Outre de Rafik Abdessalem, la délégation tunisienne était composée du ministre de l'Investissement et de la Coopération internationale Riadh Bettaieb, et de Tahar Chérif, directeur Europe au ministère des Affaires étrangères et futur ambassadeur de Tunisie en Belgique et auprès des instances européennes.

Notons l'absence remarquée du secrétaire d'Etat auprès du ministre des Affaires étrangères chargé des Affaires européennes Touhami Abdoulli.

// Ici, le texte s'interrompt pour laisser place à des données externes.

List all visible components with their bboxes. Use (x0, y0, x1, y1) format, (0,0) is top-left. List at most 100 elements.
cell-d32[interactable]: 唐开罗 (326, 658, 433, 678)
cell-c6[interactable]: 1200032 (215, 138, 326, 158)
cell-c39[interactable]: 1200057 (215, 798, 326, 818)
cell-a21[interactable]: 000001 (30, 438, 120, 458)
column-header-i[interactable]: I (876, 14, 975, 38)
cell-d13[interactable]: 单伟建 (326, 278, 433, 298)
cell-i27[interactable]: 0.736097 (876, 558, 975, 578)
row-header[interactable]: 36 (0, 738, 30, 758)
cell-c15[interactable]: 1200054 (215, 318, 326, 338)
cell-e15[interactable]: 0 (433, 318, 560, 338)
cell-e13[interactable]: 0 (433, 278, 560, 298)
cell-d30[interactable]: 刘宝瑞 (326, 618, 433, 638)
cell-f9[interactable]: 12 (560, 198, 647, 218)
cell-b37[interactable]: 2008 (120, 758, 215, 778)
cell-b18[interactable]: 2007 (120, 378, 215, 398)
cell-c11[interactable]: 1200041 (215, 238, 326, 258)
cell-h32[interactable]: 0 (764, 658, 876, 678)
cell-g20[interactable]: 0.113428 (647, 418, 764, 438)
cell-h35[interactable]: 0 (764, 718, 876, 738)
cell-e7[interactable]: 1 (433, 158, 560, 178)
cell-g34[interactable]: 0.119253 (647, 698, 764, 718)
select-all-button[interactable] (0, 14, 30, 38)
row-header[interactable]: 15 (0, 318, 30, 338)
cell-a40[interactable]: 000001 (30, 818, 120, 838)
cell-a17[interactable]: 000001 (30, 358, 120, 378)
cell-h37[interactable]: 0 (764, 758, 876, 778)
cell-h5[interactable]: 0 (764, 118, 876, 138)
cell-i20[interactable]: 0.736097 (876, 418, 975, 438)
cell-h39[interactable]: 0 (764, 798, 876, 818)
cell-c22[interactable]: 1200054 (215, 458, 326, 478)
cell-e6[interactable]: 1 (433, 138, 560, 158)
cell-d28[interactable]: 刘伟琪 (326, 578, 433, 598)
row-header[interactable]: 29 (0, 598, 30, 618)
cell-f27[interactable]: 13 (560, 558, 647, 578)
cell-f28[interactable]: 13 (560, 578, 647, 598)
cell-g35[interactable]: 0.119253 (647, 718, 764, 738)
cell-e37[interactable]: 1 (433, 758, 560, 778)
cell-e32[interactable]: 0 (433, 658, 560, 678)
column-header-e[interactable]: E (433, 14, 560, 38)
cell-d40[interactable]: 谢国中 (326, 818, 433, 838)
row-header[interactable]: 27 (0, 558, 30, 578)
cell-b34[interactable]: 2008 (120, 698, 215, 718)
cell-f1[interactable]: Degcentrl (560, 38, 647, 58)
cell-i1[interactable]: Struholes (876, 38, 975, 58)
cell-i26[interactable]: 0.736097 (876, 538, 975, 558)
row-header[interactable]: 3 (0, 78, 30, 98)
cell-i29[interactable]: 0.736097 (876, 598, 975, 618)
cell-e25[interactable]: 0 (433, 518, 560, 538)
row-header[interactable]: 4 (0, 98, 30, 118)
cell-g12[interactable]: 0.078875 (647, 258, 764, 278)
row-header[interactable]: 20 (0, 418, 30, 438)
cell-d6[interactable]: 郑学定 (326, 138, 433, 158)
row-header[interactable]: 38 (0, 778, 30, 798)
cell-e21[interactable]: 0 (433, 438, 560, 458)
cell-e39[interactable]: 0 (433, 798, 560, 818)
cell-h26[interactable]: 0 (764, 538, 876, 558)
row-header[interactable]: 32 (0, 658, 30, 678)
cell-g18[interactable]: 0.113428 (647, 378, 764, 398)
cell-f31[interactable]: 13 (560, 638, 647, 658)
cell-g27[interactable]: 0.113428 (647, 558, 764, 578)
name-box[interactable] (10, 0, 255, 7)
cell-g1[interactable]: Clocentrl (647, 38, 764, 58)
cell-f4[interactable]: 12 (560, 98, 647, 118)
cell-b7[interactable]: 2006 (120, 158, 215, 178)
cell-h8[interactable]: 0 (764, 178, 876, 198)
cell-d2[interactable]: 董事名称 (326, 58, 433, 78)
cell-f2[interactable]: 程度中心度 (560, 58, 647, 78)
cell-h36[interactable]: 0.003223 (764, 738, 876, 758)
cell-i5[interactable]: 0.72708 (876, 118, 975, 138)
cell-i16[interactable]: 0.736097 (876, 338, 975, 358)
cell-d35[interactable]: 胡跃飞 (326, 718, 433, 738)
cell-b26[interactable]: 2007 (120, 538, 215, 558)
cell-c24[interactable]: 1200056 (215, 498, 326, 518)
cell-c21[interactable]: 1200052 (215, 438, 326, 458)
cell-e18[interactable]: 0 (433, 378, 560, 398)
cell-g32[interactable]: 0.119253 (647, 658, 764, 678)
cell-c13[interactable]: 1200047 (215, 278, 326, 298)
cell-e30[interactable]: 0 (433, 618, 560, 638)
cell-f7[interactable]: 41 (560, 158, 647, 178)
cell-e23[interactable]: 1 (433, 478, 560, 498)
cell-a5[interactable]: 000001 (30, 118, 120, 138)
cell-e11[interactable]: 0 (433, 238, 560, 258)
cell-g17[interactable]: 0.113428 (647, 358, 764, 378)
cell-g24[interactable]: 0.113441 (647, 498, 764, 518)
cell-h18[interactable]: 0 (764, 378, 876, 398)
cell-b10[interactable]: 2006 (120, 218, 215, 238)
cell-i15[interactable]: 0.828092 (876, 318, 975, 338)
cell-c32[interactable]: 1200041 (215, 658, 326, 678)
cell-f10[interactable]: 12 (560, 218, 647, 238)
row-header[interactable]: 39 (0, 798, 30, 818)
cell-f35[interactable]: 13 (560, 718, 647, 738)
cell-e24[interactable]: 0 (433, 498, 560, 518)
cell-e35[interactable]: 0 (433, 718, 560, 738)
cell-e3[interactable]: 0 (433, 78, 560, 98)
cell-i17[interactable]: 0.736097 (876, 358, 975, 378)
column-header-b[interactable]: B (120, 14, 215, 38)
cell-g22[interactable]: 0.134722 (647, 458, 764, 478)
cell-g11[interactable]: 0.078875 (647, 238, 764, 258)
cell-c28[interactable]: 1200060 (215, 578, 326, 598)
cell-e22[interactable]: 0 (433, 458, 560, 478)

Du côté européen, la rencontre a été présidée par la ministre des Affaires étrangères chypriote Erato Kozakou-Markoullis, dont le pays assure la présidence du Conseil européen, en présence du Commissaire européen en charge de l'Elargissement et de la Politique de voisinage, le tchèque Stefan Füle, et de Laura Baeza, la nouvelle ambassadrice de l'UE à Tunis.

Les différentes parties se sont donc mis d'accord sur un accord politique d'un partenariat privilégié entre la Tunisie et l'UE, signé à cette occasion.

Riadh Bettaieb, Rafik Abdessalem, Erato Kozakou-Markoullis et Stefan Füle.

Riadh Bettaieb, Rafik Abdessalem, Erato Kozakou-Markoullis et Stefan Füle.

Cet accord va offrir, via un plan d'action, une ligne de conduite à adopter par la Tunisie pour une réforme complète dans tous les domaines afin de garantir une meilleure coopération avec le premier partenaire économique de la Tunisie et qui représente plus des deux-tiers de ses échanges commerciaux, des investissements étrangers, des flux touristiques, etc.
Marquer la rupture avec l'ancienne Tunisie

Notons que ce concept de «partenariat privilégié» a été introduit au lendemain de la révolution, sur proposition de la partie tunisienne, pour indiquer l'ambition des deux parties d'une nouvelle étape dans les relations bilatérales.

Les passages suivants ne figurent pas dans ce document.